Like Goddard, Nadolski had a reputation at city hall for being difficult to work with. One of her former council colleagues calls her a "strategic eunuch" whose all-or-nothing idealism often hurt her own causes.
Unlike Goddard--who nurtured the neighborhood-planning process, created the city's arts and historic preservation commissions and can take some credit for the vision that is just now resulting in improvements, such as a new library and museums--Nadolski doesn't have clearly articulated goals.
Her crystal ball is fuzzy, her campaign literature stuffed with sweeping, Miss America statements like, "I will work to help us learn to live together and to eliminate hate and discrimination" and "I will work to cut government red tape."

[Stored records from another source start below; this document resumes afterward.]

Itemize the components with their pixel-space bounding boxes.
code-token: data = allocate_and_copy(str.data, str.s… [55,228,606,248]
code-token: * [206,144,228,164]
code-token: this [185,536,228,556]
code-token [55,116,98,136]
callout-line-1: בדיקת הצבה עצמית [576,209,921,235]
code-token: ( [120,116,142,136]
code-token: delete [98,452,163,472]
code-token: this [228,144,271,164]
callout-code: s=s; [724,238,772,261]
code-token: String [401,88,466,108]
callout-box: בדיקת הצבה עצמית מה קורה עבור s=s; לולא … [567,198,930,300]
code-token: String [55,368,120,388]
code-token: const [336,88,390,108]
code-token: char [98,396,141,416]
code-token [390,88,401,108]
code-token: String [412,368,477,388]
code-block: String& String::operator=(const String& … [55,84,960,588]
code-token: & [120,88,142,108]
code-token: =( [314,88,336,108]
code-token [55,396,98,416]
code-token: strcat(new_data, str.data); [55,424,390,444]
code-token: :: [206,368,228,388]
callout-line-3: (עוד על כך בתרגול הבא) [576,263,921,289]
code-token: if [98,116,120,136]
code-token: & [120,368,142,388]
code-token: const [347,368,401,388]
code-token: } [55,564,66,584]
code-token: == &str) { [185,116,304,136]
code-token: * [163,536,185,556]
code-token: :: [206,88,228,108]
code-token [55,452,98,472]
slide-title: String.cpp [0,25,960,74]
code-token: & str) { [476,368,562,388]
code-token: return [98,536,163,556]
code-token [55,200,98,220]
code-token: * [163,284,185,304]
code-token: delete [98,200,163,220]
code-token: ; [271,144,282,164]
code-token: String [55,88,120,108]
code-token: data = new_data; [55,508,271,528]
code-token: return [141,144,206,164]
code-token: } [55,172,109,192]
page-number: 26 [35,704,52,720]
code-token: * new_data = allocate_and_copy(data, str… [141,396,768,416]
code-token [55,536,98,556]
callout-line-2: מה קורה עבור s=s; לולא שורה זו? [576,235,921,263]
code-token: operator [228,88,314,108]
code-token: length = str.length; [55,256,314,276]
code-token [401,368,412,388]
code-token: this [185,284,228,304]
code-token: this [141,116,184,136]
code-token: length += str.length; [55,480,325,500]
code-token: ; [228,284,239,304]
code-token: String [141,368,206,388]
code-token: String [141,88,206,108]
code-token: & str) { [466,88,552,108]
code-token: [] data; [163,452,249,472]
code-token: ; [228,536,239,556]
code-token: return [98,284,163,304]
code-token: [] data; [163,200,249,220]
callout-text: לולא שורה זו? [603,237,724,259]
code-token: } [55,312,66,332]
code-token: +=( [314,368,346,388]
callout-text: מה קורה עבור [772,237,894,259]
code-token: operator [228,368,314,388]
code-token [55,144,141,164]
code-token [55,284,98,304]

Fuzzy or not, it may not be the time for a visionary. Goddard says his leadership style was anomalous, that Phoenicians have traditionally chosen "a mayor that essentially keeps the lid on for the business community. They [Phoenix mayors] don't rock the boat, they don't cause a tremendous amount of waves and they don't really do much, if anything."
Goddard capitalized on good economic times and bad blood between hungry developers and neighborhood preservationists. "Calling for opening the doors, getting people more involved, doing some long-range planning, was really well-received back in 1983," he recalls.